Venderse las viviendas se venden, eso sí. De hecho, vuelan. Y cuanto más caras son, más rápido desaparecen. Pero en su práctica mayoría para pasar a manos de grandes capitales nacionales o extranjeros que tan solo pretenden hacerlas servir como segunda residencia de carácter vacacional o como simple elemento especulativo o de ahorro, lo que a la colectividad no le reporta beneficio alguno, sino más bien todo lo contrario. ¿Qué les espera a nuestros hijos? ¿en algún momento podrán adquirir una vivienda? ¿continuarán estudiando y esforzándose para ello aun a sabiendas de que no lo conseguirán? Si ni sus padres, profesionales estudiosos y con buenos puestos de trabajo, lo pueden conseguir ¿cómo lo harán ellos? Más que nada porque, muy probablemente, las herencias que reciban sean manzanas envenenadas cargadas de deudas. Y es que la tradicional clase media, con profesiones cualificadas y retribuciones holgadas que daban para mantener una vida acomodada, prácticamente ha desaparecido de nuestra sociedad. Ahora, o vas más bien justito o quemas el cash a cascoporro, no hay término medio.

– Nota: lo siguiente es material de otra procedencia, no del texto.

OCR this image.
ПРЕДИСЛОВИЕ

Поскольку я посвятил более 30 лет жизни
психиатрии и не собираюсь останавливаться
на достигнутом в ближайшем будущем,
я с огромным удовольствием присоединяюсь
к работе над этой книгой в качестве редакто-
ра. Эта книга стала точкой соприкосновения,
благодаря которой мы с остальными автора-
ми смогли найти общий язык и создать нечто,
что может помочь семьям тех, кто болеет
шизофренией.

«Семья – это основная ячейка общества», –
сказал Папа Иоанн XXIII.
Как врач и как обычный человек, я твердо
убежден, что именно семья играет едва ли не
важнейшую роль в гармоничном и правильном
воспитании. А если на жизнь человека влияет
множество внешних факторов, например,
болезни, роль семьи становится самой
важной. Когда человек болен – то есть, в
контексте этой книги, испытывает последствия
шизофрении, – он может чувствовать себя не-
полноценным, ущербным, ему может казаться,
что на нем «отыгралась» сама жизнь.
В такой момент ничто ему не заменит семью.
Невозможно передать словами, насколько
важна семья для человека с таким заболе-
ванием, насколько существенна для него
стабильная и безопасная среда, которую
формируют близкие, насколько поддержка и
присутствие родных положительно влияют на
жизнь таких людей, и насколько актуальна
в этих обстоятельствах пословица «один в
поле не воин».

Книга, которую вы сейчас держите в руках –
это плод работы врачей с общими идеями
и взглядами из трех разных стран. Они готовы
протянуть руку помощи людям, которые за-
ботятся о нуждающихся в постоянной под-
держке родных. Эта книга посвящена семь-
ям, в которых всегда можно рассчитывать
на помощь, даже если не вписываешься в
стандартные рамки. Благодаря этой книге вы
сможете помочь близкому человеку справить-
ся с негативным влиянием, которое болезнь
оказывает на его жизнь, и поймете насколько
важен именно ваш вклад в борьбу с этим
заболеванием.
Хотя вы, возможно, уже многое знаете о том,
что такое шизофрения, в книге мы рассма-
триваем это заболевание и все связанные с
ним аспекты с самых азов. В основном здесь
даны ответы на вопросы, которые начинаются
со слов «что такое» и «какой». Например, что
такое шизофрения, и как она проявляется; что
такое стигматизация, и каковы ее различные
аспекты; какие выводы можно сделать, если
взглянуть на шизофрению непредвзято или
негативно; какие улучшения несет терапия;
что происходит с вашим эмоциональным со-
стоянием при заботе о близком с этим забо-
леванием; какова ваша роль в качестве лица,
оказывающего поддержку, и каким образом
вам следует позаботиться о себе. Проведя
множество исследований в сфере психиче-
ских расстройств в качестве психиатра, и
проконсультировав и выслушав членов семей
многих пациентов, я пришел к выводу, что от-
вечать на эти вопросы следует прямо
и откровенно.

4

Pero nada, parece no importarle a nadie esta desposesión sistémica que conlleva una pérdida de identidad de los individuos que conforman una comunidad. Tampoco la más absoluta desaparición de elementos de arraigo que configuran en toda su dimensión la creación de un pueblo. Solo importa el lucro, la especulación y el lujo, nada más. Y lo más preocupante de todo esto es la desidia de una población resignada irremediablemente a su suerte, que malvive abonando cantidades ingentes en concepto de alquiler de viviendas o de meras habitaciones, que habita en autocaravanas o en poblados chabolistas o que, en otros muchos casos, simplemente se ve abocada a tener que recoger sus bártulos y marcharse a otro lugar donde probar mejor suerte como pensaban hacer los padres de los Goonies. Eso sí, por el camino quedaran años de convivencia, amistades, familia, sueños y experiencias. Todo sea por sobrevivir, eso está claro, pero al menos habría que preguntarse quién pierde más ¿los que se van o los que permanecen? Piénsenlo, porque el altísimo coste de la vida y el lujo desmedido que nos inunda, destinado tan solo a unos pocos, va a terminar dinamitando la vida de otros muchos y, lo más preocupante, del conjunto de las islas tal y como las recordaban. Los vecinos serán auténticos desconocidos y los barrios simples lugares de paso carentes de alma. Tiempo al tiempo.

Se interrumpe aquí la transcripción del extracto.